Nearly everyone in California – 98% of the population – would have access to the CPUC’s minimum standard of service (6 Mbps down/1.5 Mbps up), if carrier claims and sporadic speed spikes are taken at face value. But the CPUC’s analysis shows that doesn’t match reality…
The mean normalized standard variation can vary from as little as 25% for an urban Verizon user to as much as over 100% for a rural T-Mobile user. Rural users can expect to see much more variability in their service than urban users….
Lowering the mean speeds down by one standard deviation is necessary to approximate what most consumers can expect from their mobile service most of the time.
In real world terms, applying a variability discount to the raw data means that only 64% of Californians can get an adequate level of service from mobile carriers, leaving 36% out in the cold.
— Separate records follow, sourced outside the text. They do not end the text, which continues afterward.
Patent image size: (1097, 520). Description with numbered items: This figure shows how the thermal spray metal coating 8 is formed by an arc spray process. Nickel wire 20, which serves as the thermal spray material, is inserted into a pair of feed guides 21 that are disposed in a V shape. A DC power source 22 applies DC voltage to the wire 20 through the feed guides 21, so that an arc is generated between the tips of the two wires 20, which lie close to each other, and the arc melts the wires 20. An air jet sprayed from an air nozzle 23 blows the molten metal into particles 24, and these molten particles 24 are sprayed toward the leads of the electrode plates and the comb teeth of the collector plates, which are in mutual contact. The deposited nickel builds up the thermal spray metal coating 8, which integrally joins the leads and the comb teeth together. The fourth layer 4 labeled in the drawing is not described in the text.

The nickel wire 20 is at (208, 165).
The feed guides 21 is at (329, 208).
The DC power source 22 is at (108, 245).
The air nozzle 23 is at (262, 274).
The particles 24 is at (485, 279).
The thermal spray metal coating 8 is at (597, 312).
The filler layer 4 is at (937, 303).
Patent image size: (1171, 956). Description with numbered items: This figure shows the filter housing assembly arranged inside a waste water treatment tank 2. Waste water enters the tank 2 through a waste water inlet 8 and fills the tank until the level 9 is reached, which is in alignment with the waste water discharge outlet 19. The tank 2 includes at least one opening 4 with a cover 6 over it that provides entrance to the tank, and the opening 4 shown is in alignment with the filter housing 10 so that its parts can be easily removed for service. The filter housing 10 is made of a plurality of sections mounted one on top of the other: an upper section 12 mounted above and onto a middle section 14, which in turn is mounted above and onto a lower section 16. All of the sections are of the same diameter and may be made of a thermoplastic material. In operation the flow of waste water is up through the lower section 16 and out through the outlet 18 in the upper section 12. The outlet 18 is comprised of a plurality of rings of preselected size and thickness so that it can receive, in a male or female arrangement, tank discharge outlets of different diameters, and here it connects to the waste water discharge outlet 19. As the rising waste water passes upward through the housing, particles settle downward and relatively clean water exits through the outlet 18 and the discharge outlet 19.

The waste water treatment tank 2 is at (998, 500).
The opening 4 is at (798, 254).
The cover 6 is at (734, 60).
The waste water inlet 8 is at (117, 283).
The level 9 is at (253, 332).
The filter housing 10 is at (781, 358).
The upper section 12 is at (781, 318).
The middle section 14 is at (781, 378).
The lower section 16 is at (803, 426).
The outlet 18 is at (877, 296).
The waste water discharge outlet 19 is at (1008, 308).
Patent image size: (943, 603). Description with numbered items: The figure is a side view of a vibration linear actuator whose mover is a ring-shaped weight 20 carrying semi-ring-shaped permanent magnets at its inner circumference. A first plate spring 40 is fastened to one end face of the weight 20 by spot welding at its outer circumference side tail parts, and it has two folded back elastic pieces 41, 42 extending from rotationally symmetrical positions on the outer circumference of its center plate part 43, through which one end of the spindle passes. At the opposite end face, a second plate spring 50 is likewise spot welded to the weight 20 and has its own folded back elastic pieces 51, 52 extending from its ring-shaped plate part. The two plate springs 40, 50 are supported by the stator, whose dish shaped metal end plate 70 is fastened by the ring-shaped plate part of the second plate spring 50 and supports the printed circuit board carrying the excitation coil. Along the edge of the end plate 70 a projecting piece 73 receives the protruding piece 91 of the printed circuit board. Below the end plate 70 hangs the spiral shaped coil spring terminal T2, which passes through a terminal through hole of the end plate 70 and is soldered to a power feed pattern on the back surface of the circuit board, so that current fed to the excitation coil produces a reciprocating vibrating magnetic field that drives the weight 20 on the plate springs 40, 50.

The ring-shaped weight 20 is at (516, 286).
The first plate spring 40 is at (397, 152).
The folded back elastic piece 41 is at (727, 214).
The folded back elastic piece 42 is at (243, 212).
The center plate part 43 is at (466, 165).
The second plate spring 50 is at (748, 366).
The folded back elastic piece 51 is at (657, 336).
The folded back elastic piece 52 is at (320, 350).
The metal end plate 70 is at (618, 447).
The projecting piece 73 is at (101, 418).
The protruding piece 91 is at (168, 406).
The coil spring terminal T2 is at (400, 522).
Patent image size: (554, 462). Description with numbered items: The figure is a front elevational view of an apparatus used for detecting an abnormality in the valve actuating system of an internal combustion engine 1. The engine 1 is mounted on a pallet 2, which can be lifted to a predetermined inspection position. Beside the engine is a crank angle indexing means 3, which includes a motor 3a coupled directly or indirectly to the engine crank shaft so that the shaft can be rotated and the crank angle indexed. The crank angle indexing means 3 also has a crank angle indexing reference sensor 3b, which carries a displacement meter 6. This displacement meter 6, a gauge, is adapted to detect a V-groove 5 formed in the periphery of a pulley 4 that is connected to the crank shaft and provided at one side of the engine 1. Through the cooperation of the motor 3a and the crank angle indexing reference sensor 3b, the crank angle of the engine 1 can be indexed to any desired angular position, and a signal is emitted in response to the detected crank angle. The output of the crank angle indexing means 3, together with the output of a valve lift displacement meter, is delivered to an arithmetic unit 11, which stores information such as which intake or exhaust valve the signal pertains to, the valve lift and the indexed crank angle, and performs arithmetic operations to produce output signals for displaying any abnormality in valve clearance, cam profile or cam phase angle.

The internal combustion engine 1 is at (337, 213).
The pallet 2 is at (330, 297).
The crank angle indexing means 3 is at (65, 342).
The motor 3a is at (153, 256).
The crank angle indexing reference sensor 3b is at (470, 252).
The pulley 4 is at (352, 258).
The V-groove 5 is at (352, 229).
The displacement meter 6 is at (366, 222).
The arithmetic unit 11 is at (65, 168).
Looked at in terms of land area, the story gets even worse. 66% – just about two-thirds – of the state does not have mobile data service that meets the minimum standard.
Many Californians have access to high quality mobile broadband service – the report notes that “mobile broadband, at its best, has gotten much better VERY quickly, on average”. But more than a third of the people in California and two-thirds of the land area see cellular data service at its worst.